Hi Alan, I played a little bit with a Mac (though my Mac knowledge is very limited) in order to investigate the problem with regards to this bug. To me it seems that the problem has something to do with a "misconfigured" system. It would be nice if some Mac guru's could verify my findings and maybe suggest some fixes which might be more appropriate than the suggested fix to overwrite osl_getThreadTextEncoding in the osl file system interface. It is known that osl uses osl_getThreadTextEncoding in order to get an encoding used for converting system paths to file URLs and vice versa. osl_getThreadTextEncoding will be initialized by a function osl_getProcessLocale which calls a fuunction _imp_getProcessLocale (see osl/unx/nlsupport.c). This function basically looks like follows: void _imp_getProcessLocale(...) { /* set the locale defined by the env vars */ char* locale = setlocale( LC_CTYPE, "" ); /* fallback to the current locale */ if( NULL == locale ) locale = setlocale( LC_CTYPE, NULL ); /* return the LC_CTYPE locale */ *ppLocale = _parse_locale( locale ); } If the function fails to provide a valid locale the "C" locale will be used by sal/osl (see _parse_locale in the same file). It seems that under MacOS X the "C" locale is always active no matter which language is configured which would be a reasonable explanation for the problems on Hebrew systems. Does MacOS X have means to query the currently configured locale and wouldn't it be more useful to implement osl_getProcessLocale Mac specific? I'm happily willing to accept and integrate patches into sal. If there is no better patch than the currently suggested one we can also take this one. Kind Regards, Tino
Because of limited resources deferred to OOo later.

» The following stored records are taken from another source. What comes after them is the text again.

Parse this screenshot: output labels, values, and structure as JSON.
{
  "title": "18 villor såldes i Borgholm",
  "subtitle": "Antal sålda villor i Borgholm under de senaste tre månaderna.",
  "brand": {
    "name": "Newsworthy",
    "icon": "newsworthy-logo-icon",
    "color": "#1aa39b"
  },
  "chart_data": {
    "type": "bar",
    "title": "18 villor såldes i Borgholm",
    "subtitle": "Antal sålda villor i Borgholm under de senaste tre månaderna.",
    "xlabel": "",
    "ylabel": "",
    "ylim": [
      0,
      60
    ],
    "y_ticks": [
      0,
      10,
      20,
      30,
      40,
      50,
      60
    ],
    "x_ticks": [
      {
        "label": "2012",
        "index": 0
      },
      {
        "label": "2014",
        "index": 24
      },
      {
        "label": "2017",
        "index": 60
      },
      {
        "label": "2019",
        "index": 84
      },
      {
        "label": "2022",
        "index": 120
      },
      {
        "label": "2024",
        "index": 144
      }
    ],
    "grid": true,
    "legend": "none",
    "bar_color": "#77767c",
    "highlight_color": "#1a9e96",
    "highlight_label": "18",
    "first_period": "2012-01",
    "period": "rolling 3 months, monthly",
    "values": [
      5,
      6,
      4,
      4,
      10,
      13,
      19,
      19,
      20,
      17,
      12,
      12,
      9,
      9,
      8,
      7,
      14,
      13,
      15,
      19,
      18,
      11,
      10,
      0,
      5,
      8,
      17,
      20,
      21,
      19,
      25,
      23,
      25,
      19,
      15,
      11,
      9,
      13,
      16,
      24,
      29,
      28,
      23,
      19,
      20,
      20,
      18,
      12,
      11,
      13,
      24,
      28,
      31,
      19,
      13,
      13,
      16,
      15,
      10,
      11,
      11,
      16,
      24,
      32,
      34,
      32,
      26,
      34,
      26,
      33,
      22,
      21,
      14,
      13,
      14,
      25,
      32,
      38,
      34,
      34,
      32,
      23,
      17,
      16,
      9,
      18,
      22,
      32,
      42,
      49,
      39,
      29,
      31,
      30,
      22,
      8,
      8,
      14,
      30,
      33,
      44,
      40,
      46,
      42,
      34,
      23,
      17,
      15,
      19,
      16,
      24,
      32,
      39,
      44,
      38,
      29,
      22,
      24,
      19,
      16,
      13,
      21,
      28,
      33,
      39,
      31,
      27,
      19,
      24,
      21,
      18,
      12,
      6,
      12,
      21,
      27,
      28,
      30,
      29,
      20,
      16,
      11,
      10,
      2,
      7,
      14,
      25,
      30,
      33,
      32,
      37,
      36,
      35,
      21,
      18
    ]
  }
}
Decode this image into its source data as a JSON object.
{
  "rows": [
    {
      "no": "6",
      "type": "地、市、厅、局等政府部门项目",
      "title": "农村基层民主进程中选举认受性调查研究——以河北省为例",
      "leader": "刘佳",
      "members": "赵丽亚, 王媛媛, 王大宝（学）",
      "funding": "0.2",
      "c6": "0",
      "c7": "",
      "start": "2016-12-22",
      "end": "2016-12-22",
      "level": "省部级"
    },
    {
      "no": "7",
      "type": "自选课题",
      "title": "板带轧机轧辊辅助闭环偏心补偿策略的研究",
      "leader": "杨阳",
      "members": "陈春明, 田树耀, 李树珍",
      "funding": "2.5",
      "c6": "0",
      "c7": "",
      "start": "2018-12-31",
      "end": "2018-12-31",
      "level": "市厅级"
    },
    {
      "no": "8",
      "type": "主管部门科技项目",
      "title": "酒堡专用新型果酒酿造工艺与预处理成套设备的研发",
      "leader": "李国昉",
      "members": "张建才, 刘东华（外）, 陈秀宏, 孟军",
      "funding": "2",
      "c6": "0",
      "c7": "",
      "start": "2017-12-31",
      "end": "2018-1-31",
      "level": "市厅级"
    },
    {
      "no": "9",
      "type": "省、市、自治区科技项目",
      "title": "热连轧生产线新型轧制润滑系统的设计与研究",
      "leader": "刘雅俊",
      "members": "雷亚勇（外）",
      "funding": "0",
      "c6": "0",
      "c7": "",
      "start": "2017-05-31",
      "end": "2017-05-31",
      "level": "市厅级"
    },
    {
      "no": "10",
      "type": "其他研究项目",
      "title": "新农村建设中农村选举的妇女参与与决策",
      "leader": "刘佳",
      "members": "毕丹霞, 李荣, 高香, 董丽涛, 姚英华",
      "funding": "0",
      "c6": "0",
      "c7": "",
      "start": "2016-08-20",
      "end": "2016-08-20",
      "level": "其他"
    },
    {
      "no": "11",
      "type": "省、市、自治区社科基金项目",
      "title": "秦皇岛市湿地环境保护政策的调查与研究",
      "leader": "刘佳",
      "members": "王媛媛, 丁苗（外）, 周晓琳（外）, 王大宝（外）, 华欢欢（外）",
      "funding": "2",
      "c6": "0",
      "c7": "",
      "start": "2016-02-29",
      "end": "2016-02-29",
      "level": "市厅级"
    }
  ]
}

Meanwhile I've got a Mac of my own and can pick up the problem. As described already the problem is that a Mac specific way for detecting the system locale is necessary. The Mac has an own API for this. It is necessary that a '.UTF-8' will be appended to each returned locale e.g. 'en_US.UTF-8' because this part will be used to determine which encoding shall be used for encoding/decoding file names.
*** Issue 46963 has been marked as a duplicate of this issue. ***
Created attachment 27507 [details] Patch just tested under Panther!
Created attachment 27508 [details] Hack in file.cxx no longer needed with osxlocale patch
Platform -> 'Macintosh' OS -> 'Mac OS X'
Fixed on cws macosx10
Verified with m112 / Mac OSX Tiger
Patches for 27 June will only work with OOo 1.9_m series, not with SRX645. Appropriate patches for SRX645 are in macxjoin1153.
*** Issue 50503 has been marked as a duplicate of this issue. ***
thanks I can input Japanese with this patch: verified with: 1.9m119/kinput2.macim
thanks I can input Japanese with this patch: verified with: 1.9m119/kinput2.macim.
Compile fails for me, saying: ============= Building project udkapi ============= /sw/src/fink.build/openoffice.org-ja-1.9m121-50/udkapi/com/sun/star mkout -- version: 1.4 idlc @/tmp/mkDmCDfr Could not get Canonical Locale Identifier from AppleLanguages value! Bus error dmake: Error code 138, while making '../../../unxmacxp.pro/misc/urd_css.don' '---* tg_merge.mk *---' ERROR: Error 65280 occurred while making /sw/src/fink.build/openoffice.org-ja-1.9m121-50/udkapi/com/sun/star dmake: Error code 1, while making 'build_all' In my environment (Tiger), $ defaults read 'Apple Global Domain' AppleLanguages returns: The domain/default pair of (kCFPreferencesAnyApplication, AppleLanguages) does not exist Any helps?
TRA: Verified on master -> ok. Closing issue.